Texto bíblico: 1 Corintios 15:3-4
«Porque primeramente os he enseñado lo que asimismo recibí: Que Cristo murió por nuestros pecados, conforme a las Escrituras; y que fue sepultado, y que resucitó al tercer día, conforme a las Escrituras.»
Reflexión:
El cristianismo no es una religión de consejos morales o filosofías humanas. Es el anuncio de una victoria histórica que Dios logró a nuestro favor. Cuando Pablo presenta el evangelio, no está compartiendo teorías, sino hechos: Cristo murió por nuestros pecados, fue sepultado y resucitó. Esta es la diferencia radical del cristianismo: mientras otras religiones nos dicen qué hacer para llegar a Dios, el evangelio nos dice qué ya hizo Dios para llegar a nosotros. Es como si en un tribunal, el Juez tomara nuestro expediente lleno de delitos y lo borrara, colocando en su lugar el expediente perfecto de Cristo. Le damos nuestros pecados y Él nos da su justicia.

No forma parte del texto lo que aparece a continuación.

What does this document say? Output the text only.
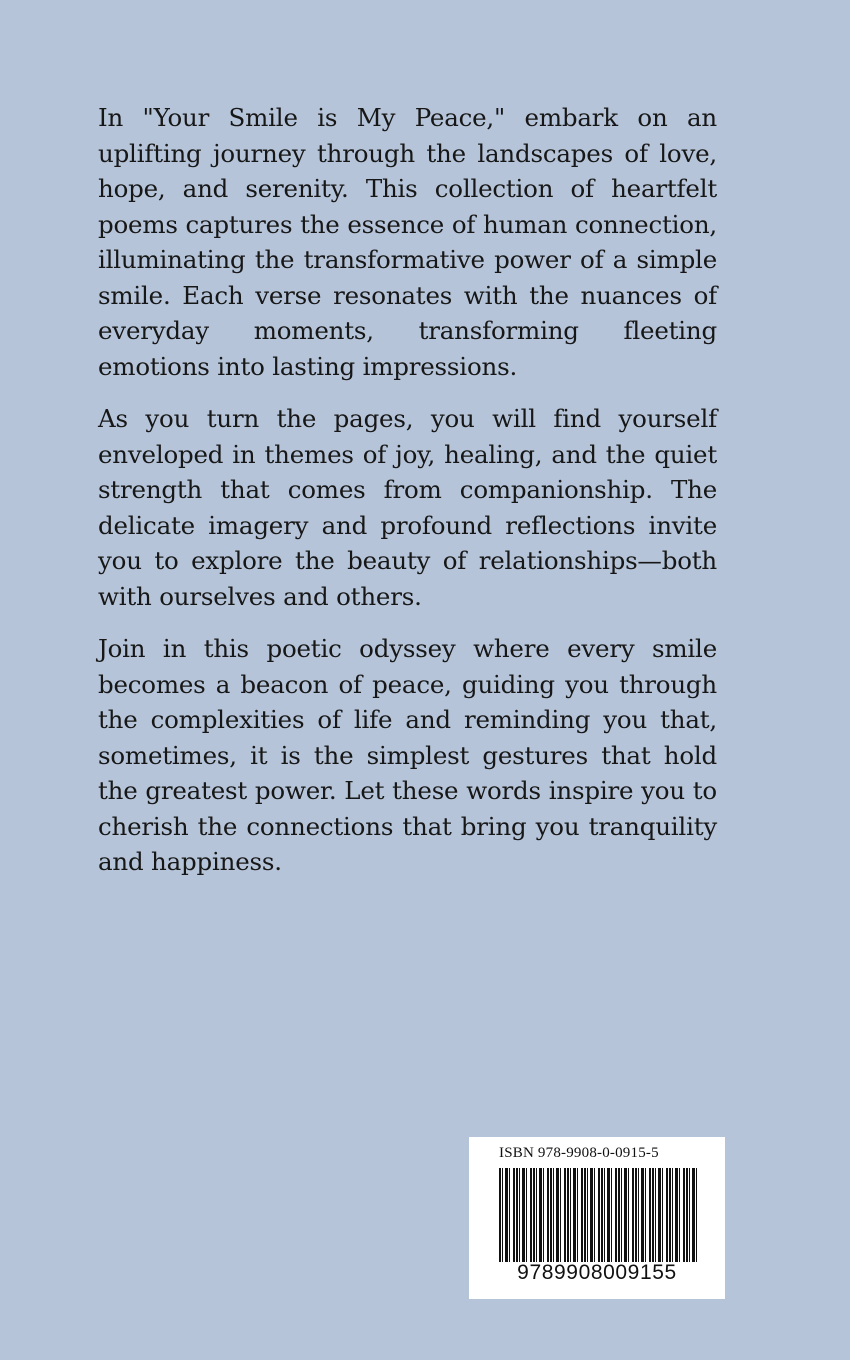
In "Your Smile is My Peace," embark on an uplifting journey through the landscapes of love, hope, and serenity. This collection of heartfelt poems captures the essence of human connection, illuminating the transformative power of a simple smile. Each verse resonates with the nuances of everyday moments, transforming fleeting emotions into lasting impressions.

As you turn the pages, you will find yourself enveloped in themes of joy, healing, and the quiet strength that comes from companionship. The delicate imagery and profound reflections invite you to explore the beauty of relationships—both with ourselves and others.

Join in this poetic odyssey where every smile becomes a beacon of peace, guiding you through the complexities of life and reminding you that, sometimes, it is the simplest gestures that hold the greatest power. Let these words inspire you to cherish the connections that bring you tranquility and happiness.

ISBN 978-9908-0-0915-5
9789908009155
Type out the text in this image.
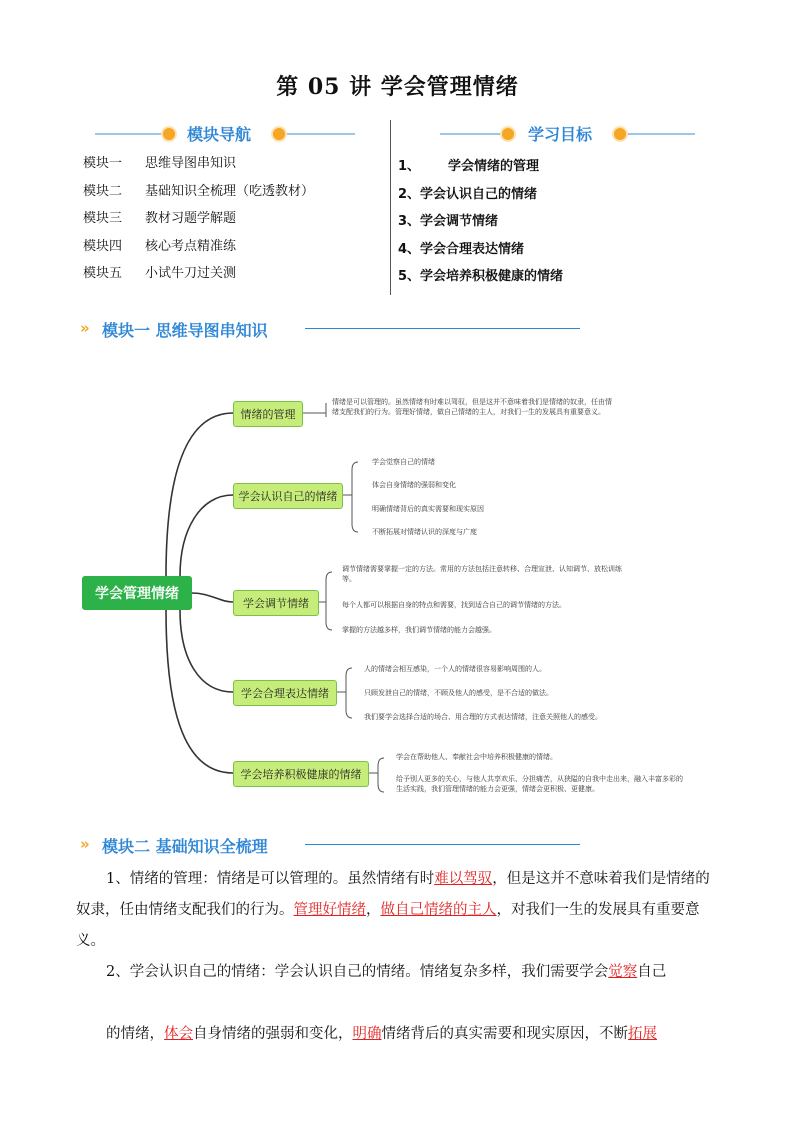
第 05 讲 学会管理情绪
模块导航	学习目标
模块一 思维导图串知识
模块二 基础知识全梳理（吃透教材）
模块三 教材习题学解题
模块四 核心考点精准练
模块五 小试牛刀过关测
1、 学会情绪的管理
2、学会认识自己的情绪
3、学会调节情绪
4、学会合理表达情绪
5、学会培养积极健康的情绪
» 模块一 思维导图串知识
学会管理情绪
情绪的管理
情绪是可以管理的。虽然情绪有时难以驾驭，但是这并不意味着我们是情绪的奴隶，任由情绪支配我们的行为。管理好情绪，做自己情绪的主人，对我们一生的发展具有重要意义。
学会认识自己的情绪
学会觉察自己的情绪
体会自身情绪的强弱和变化
明确情绪背后的真实需要和现实原因
不断拓展对情绪认识的深度与广度
学会调节情绪
调节情绪需要掌握一定的方法。常用的方法包括注意转移、合理宣泄、认知调节、放松训练等。
每个人都可以根据自身的特点和需要，找到适合自己的调节情绪的方法。
掌握的方法越多样，我们调节情绪的能力会越强。
学会合理表达情绪
人的情绪会相互感染，一个人的情绪很容易影响周围的人。
只顾发泄自己的情绪，不顾及他人的感受，是不合适的做法。
我们要学会选择合适的场合、用合理的方式表达情绪，注意关照他人的感受。
学会培养积极健康的情绪
学会在帮助他人、奉献社会中培养积极健康的情绪。
给予别人更多的关心，与他人共享欢乐、分担痛苦，从狭隘的自我中走出来，融入丰富多彩的生活实践，我们管理情绪的能力会更强，情绪会更积极、更健康。
» 模块二 基础知识全梳理
1、情绪的管理：情绪是可以管理的。虽然情绪有时难以驾驭，但是这并不意味着我们是情绪的奴隶，任由情绪支配我们的行为。管理好情绪，做自己情绪的主人，对我们一生的发展具有重要意义。
2、学会认识自己的情绪：学会认识自己的情绪。情绪复杂多样，我们需要学会觉察自己
的情绪，体会自身情绪的强弱和变化，明确情绪背后的真实需要和现实原因，不断拓展
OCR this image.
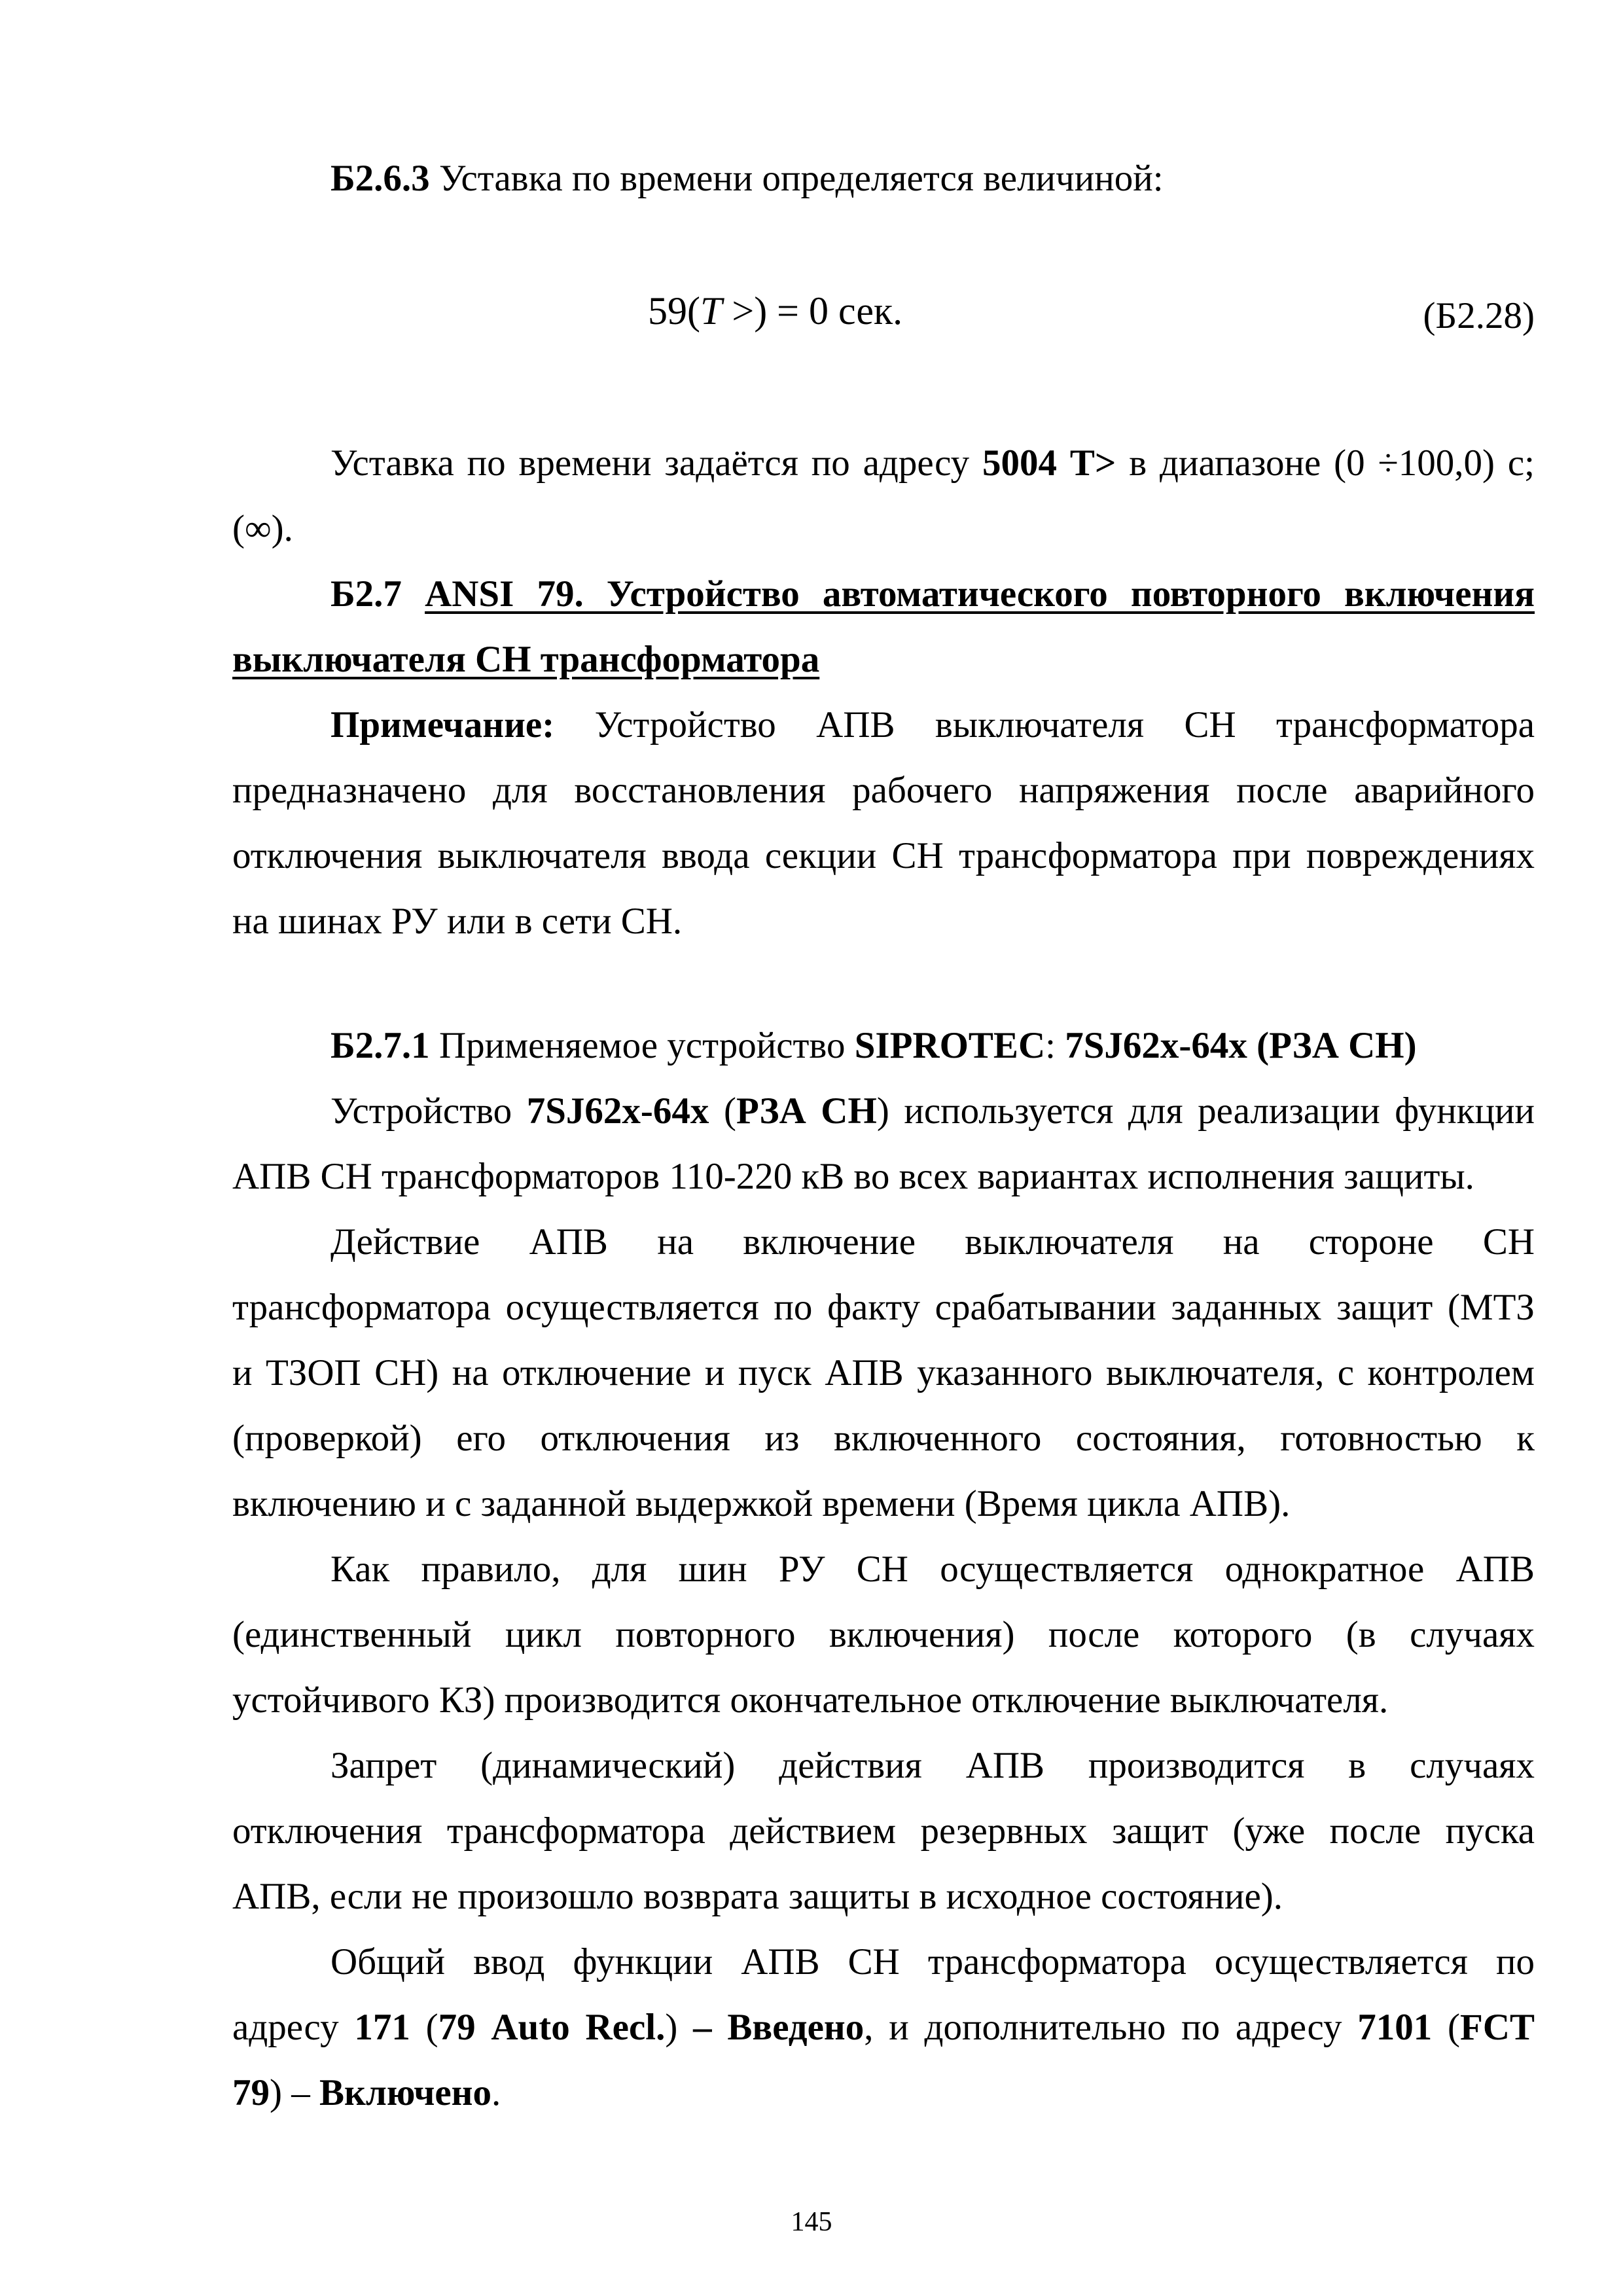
Б2.6.3 Уставка по времени определяется величиной:
59(T >) = 0 сек.	(Б2.28)
Уставка по времени задаётся по адресу 5004 T> в диапазоне (0 ÷100,0) с;
(∞).
Б2.7 ANSI 79. Устройство автоматического повторного включения
выключателя СН трансформатора
Примечание: Устройство АПВ выключателя СН трансформатора
предназначено для восстановления рабочего напряжения после аварийного
отключения выключателя ввода секции СН трансформатора при повреждениях
на шинах РУ или в сети СН.
Б2.7.1 Применяемое устройство SIPROTEC: 7SJ62x-64x (РЗА СН)
Устройство 7SJ62x-64x (РЗА СН) используется для реализации функции
АПВ СН трансформаторов 110-220 кВ во всех вариантах исполнения защиты.
Действие АПВ на включение выключателя на стороне СН
трансформатора осуществляется по факту срабатывании заданных защит (МТЗ
и ТЗОП СН) на отключение и пуск АПВ указанного выключателя, с контролем
(проверкой) его отключения из включенного состояния, готовностью к
включению и с заданной выдержкой времени (Время цикла АПВ).
Как правило, для шин РУ СН осуществляется однократное АПВ
(единственный цикл повторного включения) после которого (в случаях
устойчивого КЗ) производится окончательное отключение выключателя.
Запрет (динамический) действия АПВ производится в случаях
отключения трансформатора действием резервных защит (уже после пуска
АПВ, если не произошло возврата защиты в исходное состояние).
Общий ввод функции АПВ СН трансформатора осуществляется по
адресу 171 (79 Auto Recl.) – Введено, и дополнительно по адресу 7101 (FCT
79) – Включено.
145
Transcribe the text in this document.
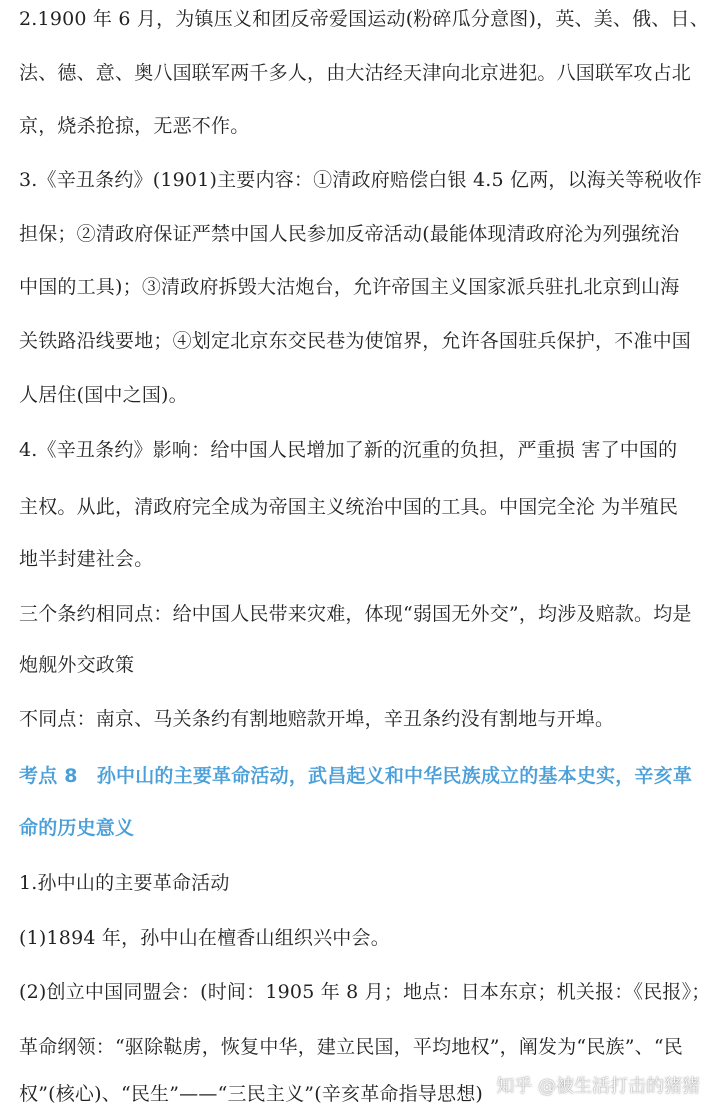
2.1900 年 6 月，为镇压义和团反帝爱国运动(粉碎瓜分意图)，英、美、俄、日、
法、德、意、奥八国联军两千多人，由大沽经天津向北京进犯。八国联军攻占北
京，烧杀抢掠，无恶不作。
3.《辛丑条约》(1901)主要内容：①清政府赔偿白银 4.5 亿两，以海关等税收作
担保；②清政府保证严禁中国人民参加反帝活动(最能体现清政府沦为列强统治
中国的工具)；③清政府拆毁大沽炮台，允许帝国主义国家派兵驻扎北京到山海
关铁路沿线要地；④划定北京东交民巷为使馆界，允许各国驻兵保护，不准中国
人居住(国中之国)。
4.《辛丑条约》影响：给中国人民增加了新的沉重的负担，严重损 害了中国的
主权。从此，清政府完全成为帝国主义统治中国的工具。中国完全沦 为半殖民
地半封建社会。
三个条约相同点：给中国人民带来灾难，体现“弱国无外交”，均涉及赔款。均是
炮舰外交政策
不同点：南京、马关条约有割地赔款开埠，辛丑条约没有割地与开埠。
考点 8　孙中山的主要革命活动，武昌起义和中华民族成立的基本史实，辛亥革
命的历史意义
1.孙中山的主要革命活动
(1)1894 年，孙中山在檀香山组织兴中会。
(2)创立中国同盟会：(时间：1905 年 8 月；地点：日本东京；机关报：《民报》；
革命纲领：“驱除鞑虏，恢复中华，建立民国，平均地权”，阐发为“民族”、“民
权”(核心)、“民生”——“三民主义”(辛亥革命指导思想) 知乎 @被生活打击的猪猪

Nadie será salvo a menos que abrace esta verdad fundamental del evangelio.
Aplicación práctica:
- Reflexiona si tu fe está basada en el evangelio de Cristo o en tus propios méritos y esfuerzos.
- Comparte esta buena noticia con alguien que necesita conocer lo que Cristo hizo por él.
Preguntas de reflexión:
- ¿Has abrazado realmente el evangelio o simplemente sigues una religión de ideas?
- ¿Entiendes que tu salvación depende completamente de lo que Cristo hizo, no de lo que tú hagas?
Oración sugerida:
Padre celestial, gracias por el evangelio que transformó mi vida. Ayúdame a vivir cada día recordando que mi salvación no depende de mis méritos, sino de la obra perfecta de Cristo. Úsame para compartir esta buena noticia con otros. En el nombre de Jesús, amén.